Letter from the Publisher - Issue 91


There's an article in this issue about the restoration of a lobsterboat originally built by Vinnie Cavanaugh down in Casco Bay (see page 72). It underscores for me the need to document, at least, or save and use, at best, the Maine wooden lobsterboat. These symbols of Maine's working heritage are fast disappearing, being replaced by fiberglass boats. As true workboats, they were never built to last forever; like worn-out tools they were meant to be discarded at the end of their working lives.

Ben Fuller, curator of the Penobscot Marine Museum in Searsport, is spearheading a team with the mission to locate and document these remaining icons. The museum's role in saving working artifacts goes back a long way: in the earliest days of the institution, so the story goes, one of the museum's founders was driving along Route 1 north of Searsport and bought a barrel of builder's half models that were being sold as kindling. Those models are now in the museum's collection.
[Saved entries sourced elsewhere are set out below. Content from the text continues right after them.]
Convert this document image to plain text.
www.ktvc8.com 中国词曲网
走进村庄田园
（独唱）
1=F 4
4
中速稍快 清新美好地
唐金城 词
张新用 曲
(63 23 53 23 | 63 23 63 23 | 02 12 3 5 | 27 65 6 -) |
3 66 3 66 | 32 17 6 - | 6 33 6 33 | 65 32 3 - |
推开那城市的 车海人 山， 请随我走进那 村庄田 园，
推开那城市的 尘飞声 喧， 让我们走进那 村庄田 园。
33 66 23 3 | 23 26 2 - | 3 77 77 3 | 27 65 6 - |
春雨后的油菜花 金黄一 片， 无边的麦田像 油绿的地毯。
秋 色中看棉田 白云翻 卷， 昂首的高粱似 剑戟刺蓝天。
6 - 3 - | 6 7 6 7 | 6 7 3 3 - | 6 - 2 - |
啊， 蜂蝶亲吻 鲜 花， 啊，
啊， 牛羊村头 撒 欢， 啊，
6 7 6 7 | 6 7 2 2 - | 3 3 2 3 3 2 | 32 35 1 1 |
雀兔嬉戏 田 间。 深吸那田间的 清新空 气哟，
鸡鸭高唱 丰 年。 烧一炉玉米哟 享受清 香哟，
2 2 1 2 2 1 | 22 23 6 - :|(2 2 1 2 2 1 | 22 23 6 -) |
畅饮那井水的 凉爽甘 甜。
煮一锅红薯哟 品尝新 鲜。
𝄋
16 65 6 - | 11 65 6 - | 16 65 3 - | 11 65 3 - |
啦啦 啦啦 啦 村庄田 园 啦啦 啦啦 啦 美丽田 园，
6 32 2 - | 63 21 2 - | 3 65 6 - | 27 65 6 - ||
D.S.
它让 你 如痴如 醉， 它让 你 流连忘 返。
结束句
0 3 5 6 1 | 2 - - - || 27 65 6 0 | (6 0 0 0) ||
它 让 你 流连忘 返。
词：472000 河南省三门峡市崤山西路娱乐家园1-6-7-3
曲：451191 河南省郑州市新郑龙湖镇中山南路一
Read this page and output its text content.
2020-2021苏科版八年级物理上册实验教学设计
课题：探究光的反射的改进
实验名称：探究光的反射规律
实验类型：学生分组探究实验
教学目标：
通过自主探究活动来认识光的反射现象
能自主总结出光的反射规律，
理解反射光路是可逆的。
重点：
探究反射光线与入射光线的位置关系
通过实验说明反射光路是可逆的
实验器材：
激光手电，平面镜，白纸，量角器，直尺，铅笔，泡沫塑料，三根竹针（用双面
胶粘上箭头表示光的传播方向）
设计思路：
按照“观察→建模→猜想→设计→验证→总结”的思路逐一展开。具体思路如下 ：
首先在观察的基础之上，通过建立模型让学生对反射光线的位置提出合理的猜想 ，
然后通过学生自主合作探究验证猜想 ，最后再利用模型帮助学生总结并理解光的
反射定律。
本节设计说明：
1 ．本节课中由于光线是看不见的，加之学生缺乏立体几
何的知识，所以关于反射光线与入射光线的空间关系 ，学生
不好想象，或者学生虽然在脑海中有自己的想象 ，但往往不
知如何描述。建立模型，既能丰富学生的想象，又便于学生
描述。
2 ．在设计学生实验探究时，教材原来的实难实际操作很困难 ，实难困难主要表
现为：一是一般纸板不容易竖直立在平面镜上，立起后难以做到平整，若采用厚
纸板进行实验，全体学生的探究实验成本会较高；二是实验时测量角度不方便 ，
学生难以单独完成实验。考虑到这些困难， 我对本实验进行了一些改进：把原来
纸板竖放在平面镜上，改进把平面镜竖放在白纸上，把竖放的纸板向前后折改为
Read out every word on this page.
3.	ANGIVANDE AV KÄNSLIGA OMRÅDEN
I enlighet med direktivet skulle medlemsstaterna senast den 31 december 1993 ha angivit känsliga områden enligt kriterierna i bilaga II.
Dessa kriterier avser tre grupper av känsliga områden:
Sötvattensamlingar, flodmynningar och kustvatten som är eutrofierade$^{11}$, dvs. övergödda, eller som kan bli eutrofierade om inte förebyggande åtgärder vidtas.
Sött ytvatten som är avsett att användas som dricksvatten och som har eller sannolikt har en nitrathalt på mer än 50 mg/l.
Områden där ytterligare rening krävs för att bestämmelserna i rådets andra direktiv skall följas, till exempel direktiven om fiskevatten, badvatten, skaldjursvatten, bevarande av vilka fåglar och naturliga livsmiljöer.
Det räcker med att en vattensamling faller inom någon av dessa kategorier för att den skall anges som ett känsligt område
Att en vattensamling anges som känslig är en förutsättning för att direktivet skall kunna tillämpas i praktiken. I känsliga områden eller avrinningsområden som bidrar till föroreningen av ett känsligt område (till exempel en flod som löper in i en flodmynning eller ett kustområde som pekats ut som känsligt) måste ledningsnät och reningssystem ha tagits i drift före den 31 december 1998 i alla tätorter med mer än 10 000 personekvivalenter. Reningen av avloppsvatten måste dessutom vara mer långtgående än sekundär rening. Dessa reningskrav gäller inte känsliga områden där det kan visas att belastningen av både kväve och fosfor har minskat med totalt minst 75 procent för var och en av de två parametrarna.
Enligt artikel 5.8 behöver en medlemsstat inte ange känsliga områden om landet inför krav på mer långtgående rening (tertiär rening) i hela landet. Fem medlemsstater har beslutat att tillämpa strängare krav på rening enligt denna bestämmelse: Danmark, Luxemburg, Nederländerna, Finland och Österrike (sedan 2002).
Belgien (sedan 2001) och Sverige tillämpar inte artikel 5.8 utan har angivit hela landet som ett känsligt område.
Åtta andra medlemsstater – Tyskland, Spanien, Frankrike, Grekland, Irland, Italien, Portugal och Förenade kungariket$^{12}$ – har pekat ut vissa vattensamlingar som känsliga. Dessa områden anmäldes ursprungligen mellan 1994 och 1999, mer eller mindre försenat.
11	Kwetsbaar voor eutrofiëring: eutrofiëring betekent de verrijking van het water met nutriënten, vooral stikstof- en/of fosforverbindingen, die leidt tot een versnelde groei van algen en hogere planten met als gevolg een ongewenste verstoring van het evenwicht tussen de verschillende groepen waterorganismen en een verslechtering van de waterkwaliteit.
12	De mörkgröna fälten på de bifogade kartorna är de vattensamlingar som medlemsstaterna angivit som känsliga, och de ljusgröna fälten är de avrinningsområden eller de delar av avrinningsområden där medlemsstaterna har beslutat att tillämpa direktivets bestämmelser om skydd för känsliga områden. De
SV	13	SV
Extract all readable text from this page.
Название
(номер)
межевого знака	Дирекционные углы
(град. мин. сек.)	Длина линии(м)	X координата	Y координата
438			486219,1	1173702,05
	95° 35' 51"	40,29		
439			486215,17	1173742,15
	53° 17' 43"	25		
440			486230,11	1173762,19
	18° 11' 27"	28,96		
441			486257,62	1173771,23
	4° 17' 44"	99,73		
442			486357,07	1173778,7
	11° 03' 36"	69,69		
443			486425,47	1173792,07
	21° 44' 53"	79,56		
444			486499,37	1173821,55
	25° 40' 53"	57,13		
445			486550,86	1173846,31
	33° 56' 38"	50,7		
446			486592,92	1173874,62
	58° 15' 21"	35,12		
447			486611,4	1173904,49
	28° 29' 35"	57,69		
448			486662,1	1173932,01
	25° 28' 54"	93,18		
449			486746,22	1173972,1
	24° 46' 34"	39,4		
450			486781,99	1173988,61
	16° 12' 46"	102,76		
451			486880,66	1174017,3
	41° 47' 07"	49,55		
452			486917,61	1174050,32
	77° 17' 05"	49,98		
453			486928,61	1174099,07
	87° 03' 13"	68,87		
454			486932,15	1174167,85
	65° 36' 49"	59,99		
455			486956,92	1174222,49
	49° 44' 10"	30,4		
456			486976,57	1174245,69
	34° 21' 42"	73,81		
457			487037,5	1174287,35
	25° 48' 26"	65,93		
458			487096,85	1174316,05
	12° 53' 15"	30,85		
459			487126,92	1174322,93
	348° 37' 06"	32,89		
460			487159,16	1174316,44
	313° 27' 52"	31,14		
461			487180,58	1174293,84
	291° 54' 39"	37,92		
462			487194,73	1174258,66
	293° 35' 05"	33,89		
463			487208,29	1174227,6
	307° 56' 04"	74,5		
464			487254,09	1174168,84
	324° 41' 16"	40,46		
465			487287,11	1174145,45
While entire lobsterboats are too big to be sold as kindling, they are not too big to be crushed in a landfill.

Over the years, we have published a number of articles in a series called "Project Wooden Lobsterboat." Peter Bass's piece in this issue about the restoration of Mariah Willo adds to that folder. We would like to do more, and to help the PMM team as it documents these wonderful boats. If you know about a wooden lobsterboat afloat or on shore, please get in touch with us - maineboats@maineboats.com [1] - and we will pass the information along.

Next, and before it is too late, we should look into those few that are left of the regional punts and skiffs used by Maine coast fishermen.